STV (Single Transferable Vote) options for surplus transfer, elimination etc: Baas, Meek, Warren


I’m helping run (“facilitate”) the May 2019 election for some members of the Wikimedia Foundation Board, in which ranked choices and STV are used.

There are a number of approaches to surplus transfer and elimination in the STV world. E.g. see:

What do others think of these methods?

What software options do people have experience with? I’d particularly love an open-source option to try out the Baas method, since it seems quite promising to me.
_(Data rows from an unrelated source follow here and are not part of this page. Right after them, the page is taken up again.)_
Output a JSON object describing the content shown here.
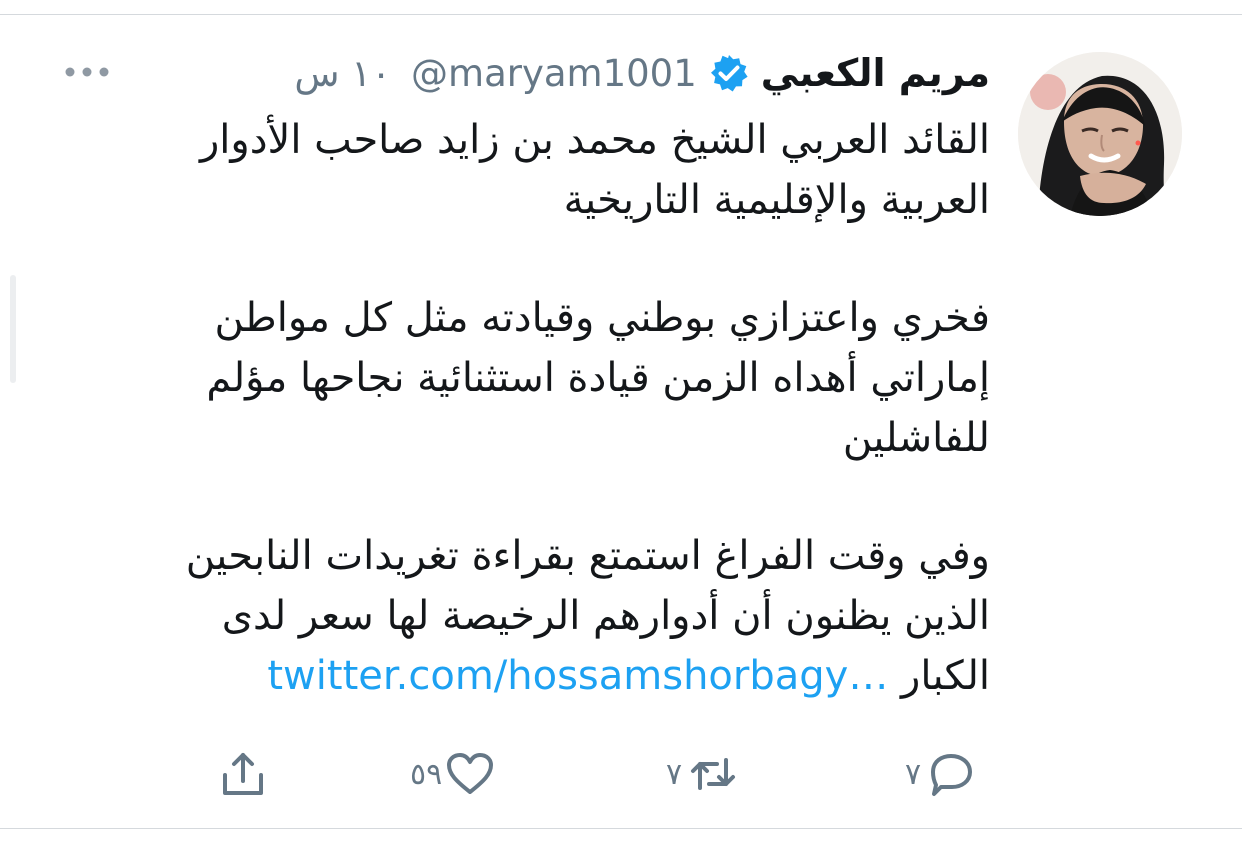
{
  "tweet": {
    "author": {
      "name": "مريم الكعبي",
      "handle": "@maryam1001",
      "verified": true
    },
    "time": "١٠ س",
    "text": {
      "paragraph_1": [
        "القائد العربي الشيخ محمد بن زايد صاحب الأدوار",
        "العربية والإقليمية التاريخية"
      ],
      "paragraph_2": [
        "فخري واعتزازي بوطني وقيادته مثل كل مواطن",
        "إماراتي أهداه الزمن قيادة استثنائية نجاحها مؤلم",
        "للفاشلين"
      ],
      "paragraph_3": [
        "وفي وقت الفراغ استمتع بقراءة تغريدات النابحين",
        "الذين يظنون أن أدوارهم الرخيصة لها سعر لدى",
        "الكبار"
      ],
      "link": "twitter.com/hossamshorbagy…"
    },
    "actions": {
      "reply_count": "٧",
      "retweet_count": "٧",
      "like_count": "٥٩"
    }
  },
  "icons": {
    "more": "more-dots-icon",
    "verified": "verified-badge-icon",
    "reply": "reply-bubble-icon",
    "retweet": "retweet-icon",
    "like": "heart-icon",
    "share": "share-icon"
  },
  "colors": {
    "link": "#1da1f2",
    "secondary_text": "#657786",
    "primary_text": "#14171a",
    "verified": "#1da1f2"
  }
}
The Java jar file provided is pretty inconvenient to play with.


Depends how much influence you think you would have over suggesting the method.
It looks like there’s very little way that we can influence this current election, but it would be great to involve the CES organization to make recommendations on how to increase proportionality and reduce complexity in the electoral process.
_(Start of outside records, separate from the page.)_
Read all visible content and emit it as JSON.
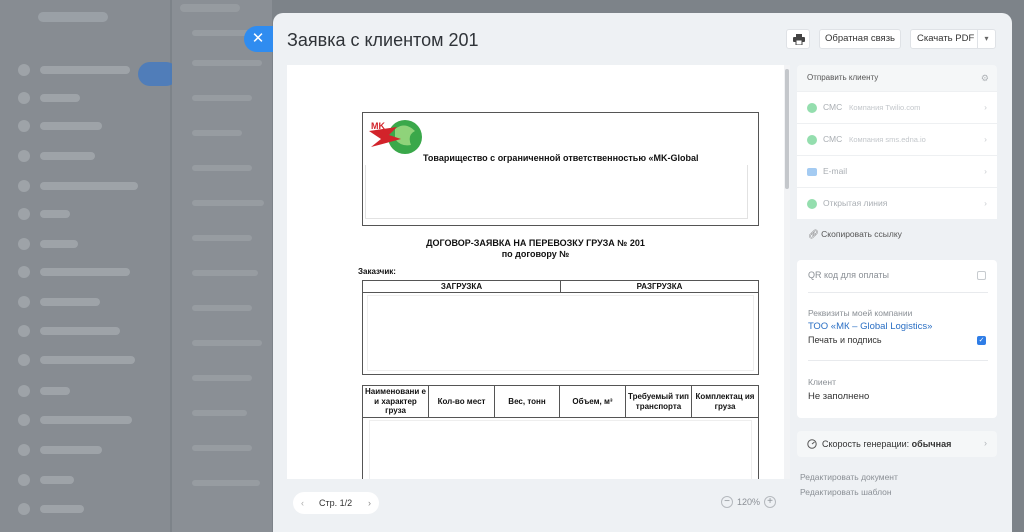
{
  "modal": {
    "title": "Заявка с клиентом 201",
    "close_icon": "close-icon",
    "print_icon": "printer-icon",
    "feedback_label": "Обратная связь",
    "pdf_label": "Скачать PDF"
  },
  "document": {
    "company_line": "Товарищество с ограниченной ответственностью «MK-Global",
    "title_line1": "ДОГОВОР-ЗАЯВКА НА ПЕРЕВОЗКУ ГРУЗА № 201",
    "title_line2": "по договору №",
    "customer_label": "Заказчик:",
    "loading_header": "ЗАГРУЗКА",
    "unloading_header": "РАЗГРУЗКА",
    "goods_columns": [
      "Наименовани е и характер груза",
      "Кол-во мест",
      "Вес, тонн",
      "Объем, м³",
      "Требуемый тип транспорта",
      "Комплектац ия груза"
    ]
  },
  "viewer": {
    "page_indicator": "Стр. 1/2",
    "zoom_level": "120%"
  },
  "send": {
    "title": "Отправить клиенту",
    "items": [
      {
        "label": "СМС",
        "sub": "Компания Twilio.com",
        "icon_color": "#3cc26b"
      },
      {
        "label": "СМС",
        "sub": "Компания sms.edna.io",
        "icon_color": "#3cc26b"
      },
      {
        "label": "E-mail",
        "sub": "",
        "icon_color": "#5aa0e8"
      },
      {
        "label": "Открытая линия",
        "sub": "",
        "icon_color": "#3cc26b"
      }
    ],
    "copy_link": "Скопировать ссылку"
  },
  "settings": {
    "qr_label": "QR код для оплаты",
    "requisites_label": "Реквизиты моей компании",
    "company_name": "ТОО «МК – Global Logistics»",
    "sign_label": "Печать и подпись",
    "sign_checked": true,
    "client_label": "Клиент",
    "client_value": "Не заполнено"
  },
  "speed": {
    "label": "Скорость генерации:",
    "value": "обычная"
  },
  "links": {
    "edit_document": "Редактировать документ",
    "edit_template": "Редактировать шаблон"
  },
  "colors": {
    "accent": "#2f8cf0",
    "link": "#2a6fc4"
  }
}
What are the organizations concerns?


We actually had a thread that wound up discussing Baas’ STV. See: When are "Real World Failure Rates" Useful?
(It’s not mentioned in the thread name because it wasn’t the original topic of the thread.)
The fact that Baas’ version is Borda in the single-winner case (and thus is essentially Borda with weighted ballots for the last seat, and possibly other late seats if no one has a quota) is a cause for concern, because it means that Borda manipulation tactics can be employed for very late seats. While for large parties this might not be worthwhile when there are many winners (at least double digits), for very small parties, such exploitation might be their only shot at winning a seat.
This could be fixed by altering the set ordering algorithm to count ballots that don’t rank any of the candidates in a set as requiring n-1 choice demotions (where n is the total number of candidates) rather than just as many demotions as there are ranked candidates.


Thanks for the pointer.
Can you give an example of the sort of manipulation tactic you’re talking about?
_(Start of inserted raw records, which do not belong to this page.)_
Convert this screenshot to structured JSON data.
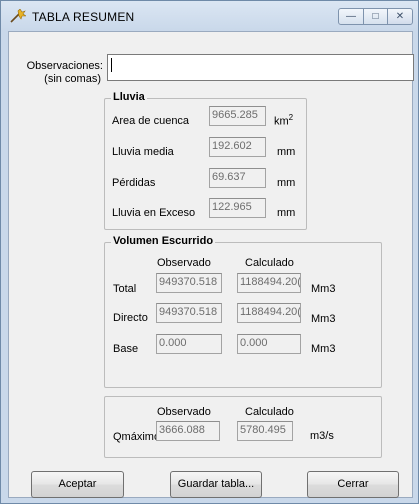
{
  "window": {
    "title": "TABLA RESUMEN",
    "controls": [
      "minimize",
      "maximize",
      "close"
    ]
  },
  "observaciones": {
    "label_line1": "Observaciones:",
    "label_line2": "(sin comas)",
    "value": ""
  },
  "lluvia": {
    "title": "Lluvia",
    "rows": [
      {
        "label": "Area de cuenca",
        "value": "9665.285",
        "unit": "km",
        "unit_sup": "2"
      },
      {
        "label": "Lluvia media",
        "value": "192.602",
        "unit": "mm",
        "unit_sup": ""
      },
      {
        "label": "Pérdidas",
        "value": "69.637",
        "unit": "mm",
        "unit_sup": ""
      },
      {
        "label": "Lluvia en Exceso",
        "value": "122.965",
        "unit": "mm",
        "unit_sup": ""
      }
    ]
  },
  "volumen": {
    "title": "Volumen Escurrido",
    "col_observado": "Observado",
    "col_calculado": "Calculado",
    "rows": [
      {
        "label": "Total",
        "observado": "949370.518",
        "calculado": "1188494.20(",
        "unit": "Mm3"
      },
      {
        "label": "Directo",
        "observado": "949370.518",
        "calculado": "1188494.20(",
        "unit": "Mm3"
      },
      {
        "label": "Base",
        "observado": "0.000",
        "calculado": "0.000",
        "unit": "Mm3"
      }
    ]
  },
  "qmax": {
    "col_observado": "Observado",
    "col_calculado": "Calculado",
    "label": "Qmáximo",
    "observado": "3666.088",
    "calculado": "5780.495",
    "unit": "m3/s"
  },
  "buttons": {
    "aceptar": "Aceptar",
    "guardar": "Guardar tabla...",
    "cerrar": "Cerrar"
  },
  "colors": {
    "titlebar": "#c9d8ea",
    "dialog": "#f0f0f0",
    "field_border": "#a3a3a3"
  }
}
For example, in the following election of 3 candidates:
60% vote A1>A2
40% vote B1>…>B10 (where there are 10 candidates from party B.)
The Hare Quota is 33.333%. The first set of candidates considered is {A1,B1}, since it is the smallest possible set containing everybody’s first choice. Both meet quota, but A1 has more support then B1, so A1 is elected, and 33.333 percentage points worth of A votes are used up. Going into the second round, the count is:
26.667% vote A2
40% vote B1>…>B10
The first set considered is {A2, B1}. Only B1 makes quota, so B1 is elected, and 33.333 percentage points worth of B votes are used up. So for the third round, the count is:
26.667% vote A2
6.667% vote B2>…>B10
The sets considered would be {A2, B2}, {A2}, and {B2} (there are other sets, but they are are of the form {A2, some B candidates}, in which no one makes quota, or {some B candidates}, which is dominated by {B2}.)
{A2, B2} is considered first, but since no one achieves quota, the next set is chosen.
With the set {B2}, it takes 1 choice demotion for the A ballots to run out of candidates, so there are a total of 0.26667 * Votes choice demotions
With the set {A2}, it takes 9 choice demotions for the B ballots to run out of candidates, so there are a total of 0.06667 * 9 * Votes= 0.6 * Votes choice demotions.
So {B2} is considered first and wins.
If you treat ballots that run out of candidates as requiring number_of_candidates-1 choice demotions (in this case, 9 for the third round), the problem goes away.


Although technically, his description of the method on OpaVote says to disregard ballots that run out of choices, however, that would mean that sometimes no one will ever reach the quota on any subset, and his method is somewhat ambiguous about what to do in that case. I assumed that it elects the candidate whose set containing only that candidate is highest ranked, because he says that his method is Borda in the single winner case.